In 1553 yet another trickle of humanist medical thought joined the main flow when a Venetian publisher, Thomas Junta, took it upon himself to compile a definitive description of all the major European mineral and thermal waters, DeBalneis Omnia (1553), which primed yet another revival of European mineral-water balneology.35 Disciples of the iconoclastic Protestant chemist Paracelsus (1493-1542) turned up at mineral springs everywhere, with all their equipment, eagerly checking the mineral content and its supposed effects, carrying on the classification process started by the Romans. The doctors were given a professional springboard via Paracelsian chemistry, and their enthusiasm transmitted itself both to their clients and to baths builders. The English medical author Dr William Turner visited Italy, translated Junta, and produced England's first spa guide, A Book of the Natures and properties as well as of the Bathes in England as of Other Bathes in Germanye and Italye—very necessary for all those persons that can not be healed without the help of natural bathes (1562, 1568). As the Anglican dean of Wells Cathedral, he devoutly deplored the still-prevalent custom of mixed bathing, and still more the lack of Christian charity towards 'the poure sicke and diseased people that resort thither.. .There is money enough spent upon cockfightings, tennys playces, parkes, banquetings, pageants, plays . . . but I have not heard tell of a rich man hath spent upon these notable Bathes... one grote in [many] years.'36 He carefully gave directions for cheap and homely domestic medical baths—'certayne rules how that everye man maye make artificiall bathes at home'—with the learned physician supplying the correct brimstone, alum, saltpetre, salt, or copper according to the disease of his patient.
But the new mineral waters were mostly taken internally, as a purge. 'Spa' became the generic word for a new crop of lesser cold mineral springs, after the success of the fashionable late sixteenth-century water resort at Spa in the Ardennes.
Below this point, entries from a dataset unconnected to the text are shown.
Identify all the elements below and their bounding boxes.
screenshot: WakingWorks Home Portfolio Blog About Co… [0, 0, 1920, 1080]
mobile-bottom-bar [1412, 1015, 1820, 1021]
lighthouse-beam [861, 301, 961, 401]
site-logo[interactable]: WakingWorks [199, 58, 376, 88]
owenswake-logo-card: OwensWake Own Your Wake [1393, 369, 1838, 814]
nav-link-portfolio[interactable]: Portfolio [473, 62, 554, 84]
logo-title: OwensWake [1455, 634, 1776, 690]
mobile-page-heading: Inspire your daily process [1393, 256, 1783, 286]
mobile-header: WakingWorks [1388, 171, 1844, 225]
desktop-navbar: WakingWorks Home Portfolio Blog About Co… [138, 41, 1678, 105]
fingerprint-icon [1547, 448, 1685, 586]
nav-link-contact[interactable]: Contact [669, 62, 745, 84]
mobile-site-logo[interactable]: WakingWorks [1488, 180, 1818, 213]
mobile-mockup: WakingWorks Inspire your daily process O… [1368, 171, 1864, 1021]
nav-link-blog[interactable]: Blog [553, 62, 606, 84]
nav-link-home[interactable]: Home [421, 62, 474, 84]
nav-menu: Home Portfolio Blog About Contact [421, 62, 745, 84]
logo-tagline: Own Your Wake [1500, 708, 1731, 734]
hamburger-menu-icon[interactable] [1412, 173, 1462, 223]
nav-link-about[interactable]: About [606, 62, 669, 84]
European spa illustrations from the seventeenth century show stone-built neoclassical-style town squares, with richly and fully clad figures gathered around tall fountains and basins with cups in their hands, testifying to the new craze for drinking the water. The three main categories of chalybeate, sulphurous, and saline ('tart, stinking, and salt') were used as diuretics to 'provoke' the evacuation of very large quantities of stools and urine—'as Soap put to Foul Linnen with Water Pirgeth and Cleanseth all Filth and maketh them to become White again;so these Waters with their Saponary and Detersive Quality clean well the whole Microcosm or Body of Man from all Feculency and Impurities'.37
Exposing the external skin to watery ablution and purification, however, was quite another matter. In Germany the period of hot-bath decline coincided with a rise of increasingly hysterical river-bathing regulations, suggesting that artisanal, merchant, and courtly youth had taken to brothels and cold river-bathing—naked bathing—the old German custom from pre-bathhouse days; while in France, river-bathing became not only popular but fashionable at court.38 As far as hot water is concerned, there is (so far) little evidence of small local artisanal stews or public baths ever existing, in England, to the same extent as in other parts of Europe. For the wealthy few in seventeenth-century London there were private 'bagnios'
based on Italian models, but also owing much to the influence of the Turkish 'hummums' imported into Europe from the flourishing Turkish Empire. These later bagnios were discreet private club-like establishments serving an exclusive (usually aristocratic) male and female clientele.39 We have a rare description of a real but rather special English Royal Bagnio at Charing Cross, London, built into the back of the palace gardens in Charles Il's reign, which in 1795 was still a substantial brick-built complex, with a 'large and noble cold bath', sweating rooms, and a suite of upstairs entertaining rooms, with columns, mouldings, and wide staircases, all guarded by a 'massive gate nearly four inches thick [with] a strong iron grating, and in the middle of it a very small iron grating as all such houses had to peep through'.40 Samuel Pepys's wife famously went once to some public baths 'intending to be very clean' and then reportedly never went again—was she scared of getting into deep water?
In seventeenth-century London public baths were evidently deeply mistrusted. When Dr Peter Chamberlen attempted to open a set of 'Publick Artificiall Baths and Bath-Stoves' in London in 1648, similar to those in 'Germany, Poland, Denmark and Muscovia', and arguing that public hot baths could 'save above 10,000 lives a year', he was firmly rebuffed. The Civil War Parliamentary Committee told him that his baths would be 'hurtful to the Commonwealth' since it was well known that public baths had often been the cause of 'much Physical Prejudice, effeminating bodies and procuring infirmities, and morall in debauching the manners of the people'. There were already enough 'divers Cradles, Tubbs, Boxes, Chairs, Baths and bath-stoves' in private houses.41 In their eyes, the plague and pox had taught everyone to be vigilant about their health, and to stay sober and clean in every way. Public baths were no longer necessary. The godly could clean themselves at home. The hot bath represented the bad old days and ways, and in England moral prejudice against hot baths continued well into the nineteenth century.